A visão de Picart sobre religião era pouco convencional. Ele ingressou em um grupo secreto chamado Cavaleiros do Júbilo, uma loja proto-maçônica que unia uma seleção cosmopolita de jornalistas e editores livre-pensadores. Um deles publicaria o mais notório manifesto do século, O Tratado dos Três Impostores, sendo os três Moisés, Jesus e Maomé.

Não está claro se Picart se considerava um ateu, posição perigosa para se sustentar publicamente na época, mas ele lia extensamente escritos científicos, filosóficos e religiosos. Sua biblioteca pessoal de cerca de 2 mil títulos, coleção imensa para a época, incluía não apenas literatura de viagem, história, polêmica religiosa e sermonário liberal protestante, mas também Descartes, Newton, Hobbes, obras raras de Giordano Bruno (queimadas em Roma em 1600 como heréticas) e os escritos de Gabriel Naudé e Giulio-Cesare Vanini, filósofos libertinos do início do século XVII .

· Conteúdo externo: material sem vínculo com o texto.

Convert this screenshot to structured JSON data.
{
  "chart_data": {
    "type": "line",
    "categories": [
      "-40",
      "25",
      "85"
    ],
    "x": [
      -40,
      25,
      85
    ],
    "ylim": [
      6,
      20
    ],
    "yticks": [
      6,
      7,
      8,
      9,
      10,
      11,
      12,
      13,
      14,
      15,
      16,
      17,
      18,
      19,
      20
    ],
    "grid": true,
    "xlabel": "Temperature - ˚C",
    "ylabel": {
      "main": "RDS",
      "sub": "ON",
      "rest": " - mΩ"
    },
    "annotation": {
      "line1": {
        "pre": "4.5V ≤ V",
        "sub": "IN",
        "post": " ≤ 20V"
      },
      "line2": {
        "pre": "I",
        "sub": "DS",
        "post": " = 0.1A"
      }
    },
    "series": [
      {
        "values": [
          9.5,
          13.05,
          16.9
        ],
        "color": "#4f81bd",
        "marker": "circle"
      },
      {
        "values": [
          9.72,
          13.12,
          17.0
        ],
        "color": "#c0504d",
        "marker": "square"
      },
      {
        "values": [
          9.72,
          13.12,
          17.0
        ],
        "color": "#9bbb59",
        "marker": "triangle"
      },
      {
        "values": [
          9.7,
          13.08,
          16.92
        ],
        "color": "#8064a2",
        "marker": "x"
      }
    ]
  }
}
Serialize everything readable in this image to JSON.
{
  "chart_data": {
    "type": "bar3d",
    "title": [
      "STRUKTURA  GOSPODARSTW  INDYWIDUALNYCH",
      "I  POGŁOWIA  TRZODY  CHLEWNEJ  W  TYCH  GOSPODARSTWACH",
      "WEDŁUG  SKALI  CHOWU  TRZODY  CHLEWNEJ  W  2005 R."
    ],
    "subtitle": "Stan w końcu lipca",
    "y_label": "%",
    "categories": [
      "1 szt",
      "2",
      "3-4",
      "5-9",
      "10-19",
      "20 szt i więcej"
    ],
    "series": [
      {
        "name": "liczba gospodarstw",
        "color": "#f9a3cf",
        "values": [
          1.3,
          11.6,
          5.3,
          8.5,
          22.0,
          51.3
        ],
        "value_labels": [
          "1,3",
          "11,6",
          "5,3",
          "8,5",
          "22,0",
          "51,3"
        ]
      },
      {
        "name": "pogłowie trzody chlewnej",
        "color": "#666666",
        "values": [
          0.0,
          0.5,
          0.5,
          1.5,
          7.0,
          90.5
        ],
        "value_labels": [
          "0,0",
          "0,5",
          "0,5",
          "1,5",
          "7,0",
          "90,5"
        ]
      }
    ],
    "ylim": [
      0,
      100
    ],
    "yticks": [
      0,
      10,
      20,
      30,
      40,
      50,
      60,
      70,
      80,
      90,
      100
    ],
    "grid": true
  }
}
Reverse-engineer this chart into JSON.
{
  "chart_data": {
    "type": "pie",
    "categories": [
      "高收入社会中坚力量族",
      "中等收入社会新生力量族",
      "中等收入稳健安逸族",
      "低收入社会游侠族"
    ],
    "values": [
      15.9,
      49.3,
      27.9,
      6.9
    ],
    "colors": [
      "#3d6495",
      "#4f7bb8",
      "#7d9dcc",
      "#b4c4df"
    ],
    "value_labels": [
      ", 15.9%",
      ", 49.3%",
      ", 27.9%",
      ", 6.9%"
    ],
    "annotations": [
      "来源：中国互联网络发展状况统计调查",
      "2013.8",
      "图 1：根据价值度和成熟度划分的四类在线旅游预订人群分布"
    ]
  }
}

É mais provável que se pensasse como um panteísta – crença segundo a qual Deus está em tudo, em cada elemento do universo – ou um deísta – que acredita na existência de Deus, mas não aceita a religião como uma revelação divina. Ou até mesmo um crente em um tipo de religião primitiva, original, que repousava na essência de todas as religiões encontradas ao redor do globo. Tais crenças fariam da tolerância religiosa a mensagem implícita e mais emblemática de Céremonies et coutumes religieuses de tous les peuples du monde. A diversidade de crenças humanas deveria ser estudada e celebrada, nunca esmagada em nome de uma única.


Fonte: Trechos do texto de Lynn Hunt e Margaret Jacob com tradução de Rodrigo Elias para Revista de História da BN.